As the borrowing needs of GCC states remain significantly lower this year against previous two years, GCC debt issuances sharply declined during the first five months of 2022, mainly on the back of better fiscal position of the regional governments backed by elevated oil prices as well as a pick up in economic activity.

As per the Kamco Investment report, total fixed income debt issuances in the GCC dropped to US$37.2bn during the first five months of 2022 as compared to US$61.9bn during the corresponding period in 2021, registering an year-on-year decline of 40 per cent.

Saudi Arabia and the UAE remained the top fixed instrument issuers in the region with issuances of US$24.2bn and US$7.9bn, respectively, this year. The decline in issuances were seen across the board with all the issuing countries seeing a decline this year.

Oman had no fixed income issuances this year as compared to US$6bn in issuances in 2021. The UAE witnessed the biggest absolute decline in issuances with total issuances at US$7.9bn this year as compared to US$20.3bn in the first five months of 2021, a decline of US$12.4bn. Saudi Arabia, on the other hand, witnessed the smallest decline of merely US$0.3bn resulting in almost flat year-on-year issuances.

GCC corporates witnessed a 47.7 per cent year-on-year drop in fixed income issuances in the first five months of 2022 whereas government issuers reported a relatively smaller decline of 30.1 per cent.

In terms of type of instruments in the GCC, sukuk issuances once again overtook bond issuances with total sukuk issuances at US$25.4bn in the first five months of 2022 as compared to US$11.9bn worth of bonds during the same period.
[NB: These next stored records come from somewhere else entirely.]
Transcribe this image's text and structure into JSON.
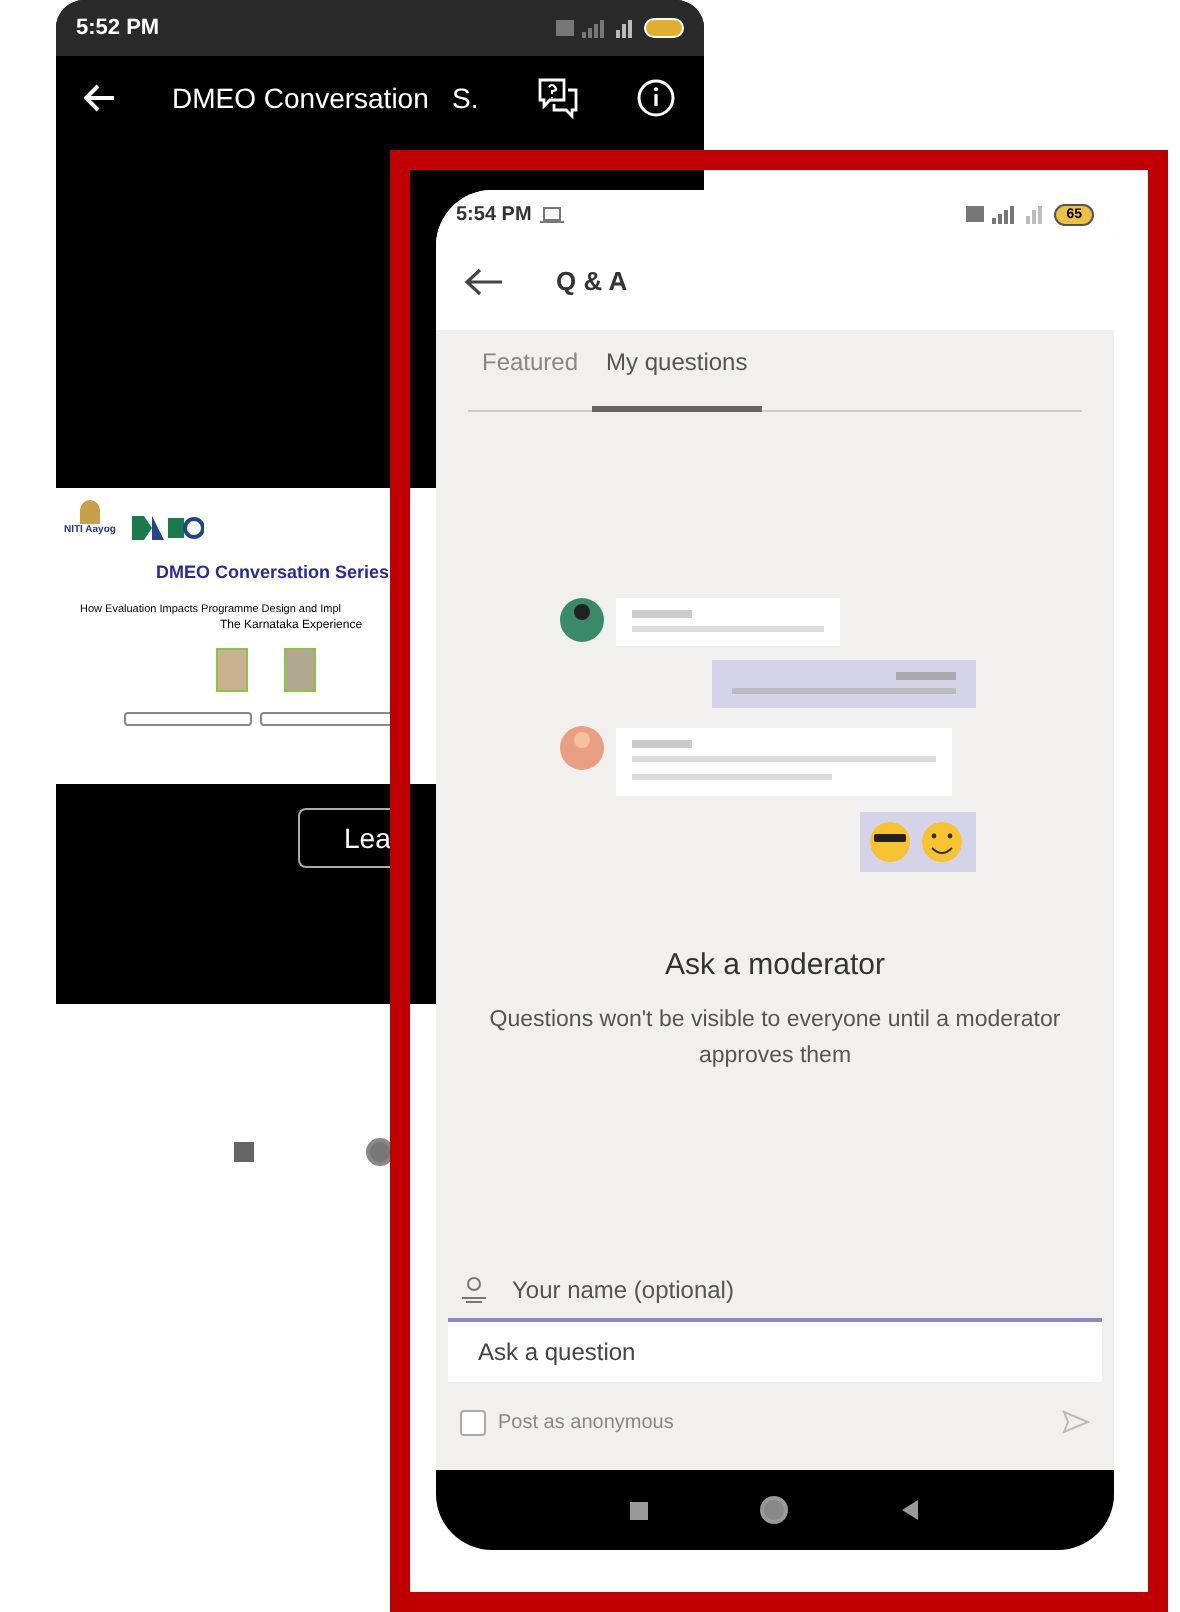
{
  "back_phone": {
    "status_bar": {
      "time": "5:52 PM"
    },
    "header": {
      "title": "DMEO Conversation   S."
    },
    "slide": {
      "logo_caption": "NITI Aayog",
      "title": "DMEO Conversation Series",
      "subtitle": "How Evaluation Impacts Programme Design and Impl",
      "subtitle_line_2": "The Karnataka Experience"
    },
    "leave_button": "Lea"
  },
  "front_phone": {
    "status_bar": {
      "time": "5:54 PM",
      "battery": "65"
    },
    "header": {
      "title": "Q & A"
    },
    "tabs": [
      {
        "label": "Featured",
        "selected": false
      },
      {
        "label": "My questions",
        "selected": true
      }
    ],
    "empty_state": {
      "title": "Ask a moderator",
      "text": "Questions won't be visible to everyone until a moderator approves them"
    },
    "name_field": {
      "placeholder": "Your name (optional)"
    },
    "question_field": {
      "placeholder": "Ask a question"
    },
    "anonymous": {
      "label": "Post as anonymous",
      "checked": false
    }
  }
}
Both government sukuks and corporate sukuks witnessed growth during January – May period of 2022 registering growths of 42.7 per cent and 6.7 per cent, respectively.

For bond issuances, corporate bond issuances declined by 62.8 per cent during the first five months of 2022 at US$9.9bn, whereas government bonds issuances declined by a steeper 87.3 per cent to US$2bn this year from US$15.6bn during the corresponding period of last year.


Bonds and sukuk maturities in the GCC is expected at US$24.4bn for the remainder of 2022 and the refinancing of these is expected to account for the bulk of the issuances by corporates and governments in the region, Kamco Investment said.

‘The higher cost of borrowing is expected to discourage some refinancing activity in the near term. For the full year 2022, we are expecting a steep decline in issuances as a result of decline in issuances from both the government as well as corporates,’ the report added.

The year 2021 saw GCC corporates offsetting a decline in debt issuances from governments but the aggregate issuances witnessed a decline versus 2020. In 2022, the decline is expected to be steeper as both corporates as well as governments are expected to see a decline in issuances, the Kamco Investment report noted.

‘Governments in the region are eyeing fiscal surpluses after years of deficits backed by elevated oil revenues. Corporates, on the other hand, may see a decline in issuances mainly led by higher rates and its impact on overall economic activity,’ the investment firm said.

Fiscal deficits for the GCC countries are expected to see a steep decline this year mainly backed by higher oil revenues coupled with full resumption of economic activity as compared to the previous two years.

According to the forecasted general government balances of IMF, the GCC region is expected to see aggregate fiscal surplus of US$152.2bn in 2022 followed by a surplus of US$147.8bn in 2023.